Three developers — two private and one public — have approached city and school district officials with interested in developing the former school site. A public or non-profit developer likely would not pay property taxes.

“We do see quite a few schools renovated into apartments or assisted living facilities. It is happening quite a bit,” Fehrenbach said.

“One of the [developers] estimated they could probably get 40 apartments in it,” City Administrator Al Christianson said.

There are parking concerns at the former elementary school as its lot now has space for between 40 and 50 vehicles.

The city could be eligible for up to a 50 percent match in CDBG funds to renovate of develop a new community center. This could be as much as $500,000 that the city could be required to match.

“Those funds would be ideal for that,” said SEH Senior Planner Nate Day.

“Probably 50 percent match?” Christianson said.

“Yes,” Day said.

“The local would have to come up with the other 50 percent,” Christianson said.

“Right,” Day said. “The $500,000 the city would invest they could get $1 million.”

The question appears where the match could come from.

The city could tap its Tax Incremental District revenue to fund community center development.

The school would have to remain a school district property for it to be funded through the school district’s Community Service Fund. Also called Fund 80, this is an extra tax levied on all taxpayers in the school district.

Only municipalities and counties are eligible for CDBG funds, not school districts.

“The long term plan is if something didn’t happen within three years we would be demolishing it,” School District Administrator Paul Uhren said.

“Gym and all,” City Attorney Allen Kenyon said.

“Yes,” Uhren said.

Option 1, the least costly option, appears the strongest candidate at this time.

“The city needs to try and find someone interested in building the building for a housing development, and the school board will have to decide if they want to get involved in funding a community center through Fund 80,” city Ald. Brian Groothousen said.

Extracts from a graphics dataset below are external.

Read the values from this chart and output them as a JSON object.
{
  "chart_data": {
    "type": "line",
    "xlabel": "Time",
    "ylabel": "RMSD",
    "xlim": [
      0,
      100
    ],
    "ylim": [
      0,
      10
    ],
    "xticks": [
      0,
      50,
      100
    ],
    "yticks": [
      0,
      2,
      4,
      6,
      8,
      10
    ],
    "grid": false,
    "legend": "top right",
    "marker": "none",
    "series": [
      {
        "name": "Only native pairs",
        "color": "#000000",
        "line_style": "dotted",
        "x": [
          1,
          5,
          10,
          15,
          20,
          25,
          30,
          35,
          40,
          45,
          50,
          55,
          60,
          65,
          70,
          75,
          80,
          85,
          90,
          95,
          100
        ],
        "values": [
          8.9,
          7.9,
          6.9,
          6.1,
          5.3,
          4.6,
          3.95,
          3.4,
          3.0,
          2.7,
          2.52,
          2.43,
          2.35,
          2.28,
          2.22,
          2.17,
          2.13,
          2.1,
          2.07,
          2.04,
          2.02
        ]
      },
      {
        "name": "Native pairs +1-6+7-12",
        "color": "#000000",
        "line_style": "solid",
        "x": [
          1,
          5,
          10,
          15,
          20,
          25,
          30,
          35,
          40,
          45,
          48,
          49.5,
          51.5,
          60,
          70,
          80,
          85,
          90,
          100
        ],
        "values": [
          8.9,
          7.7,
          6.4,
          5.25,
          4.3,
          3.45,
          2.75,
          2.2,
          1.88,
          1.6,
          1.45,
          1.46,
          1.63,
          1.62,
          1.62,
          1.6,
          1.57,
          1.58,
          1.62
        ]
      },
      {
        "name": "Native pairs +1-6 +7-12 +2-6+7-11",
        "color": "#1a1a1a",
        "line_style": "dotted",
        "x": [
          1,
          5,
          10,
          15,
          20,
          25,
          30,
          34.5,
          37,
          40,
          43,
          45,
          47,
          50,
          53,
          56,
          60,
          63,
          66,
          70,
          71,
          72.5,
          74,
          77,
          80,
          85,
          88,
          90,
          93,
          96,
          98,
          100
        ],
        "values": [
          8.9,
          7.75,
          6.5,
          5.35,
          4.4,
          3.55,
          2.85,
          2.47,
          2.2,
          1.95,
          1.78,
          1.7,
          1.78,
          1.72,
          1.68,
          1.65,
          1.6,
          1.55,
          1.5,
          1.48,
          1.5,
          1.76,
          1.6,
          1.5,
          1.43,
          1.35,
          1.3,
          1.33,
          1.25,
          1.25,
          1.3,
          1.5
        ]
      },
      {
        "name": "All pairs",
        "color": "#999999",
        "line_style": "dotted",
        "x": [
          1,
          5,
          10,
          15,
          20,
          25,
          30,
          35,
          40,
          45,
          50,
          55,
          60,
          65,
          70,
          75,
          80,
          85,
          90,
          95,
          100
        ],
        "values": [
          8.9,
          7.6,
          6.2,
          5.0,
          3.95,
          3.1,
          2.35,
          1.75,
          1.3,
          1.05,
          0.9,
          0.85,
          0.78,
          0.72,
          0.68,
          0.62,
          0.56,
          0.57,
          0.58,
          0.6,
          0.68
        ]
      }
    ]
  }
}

Uhren expressed some support for Option 2 because it razes the oldest part of the building of the city can find someone to lease the remodeled space.

The Ladysmith School Board decided several years ago to remodel its former middle school into an elementary building after it contracted for a similar building analysis. That analysis projected $7.5 million to upgrade and add onto the Lindoo Avenue school and only $4.3 million to upgrade the Miner Avenue school.

Several years ago, Wisconsin Indianhead Technical College approached the school district with a Request for Proposal to lease part of the Lindoo Avenue school. The RFP would have required a fully-functional building with furnished classrooms, labs and Internet, he said. However, when the school district relocated its elementary grades to its Miner Avenue facility much of the Lindoo Avenue building’s furnishings also were relocated. As a result, the former elementary school no longer met the college’s needs.

The major sticking point may not be   paying   for   repurposing   either building, but instead how to finance the  annual  cost  of  operating  such  a facility. The  elementary  school  was  built  in  1958  and  the  reserve  center  was  built in 1978. School district voters passed a referendum in 2001 to improve and expand the former elementary building.

City officials hope to keep the building renovation cost below $1 million. They also are seeking grant funding up to $500,000 toward renovating either building, which would require a match of similar money from the city.

The targeted project completion date for possible development is 2020.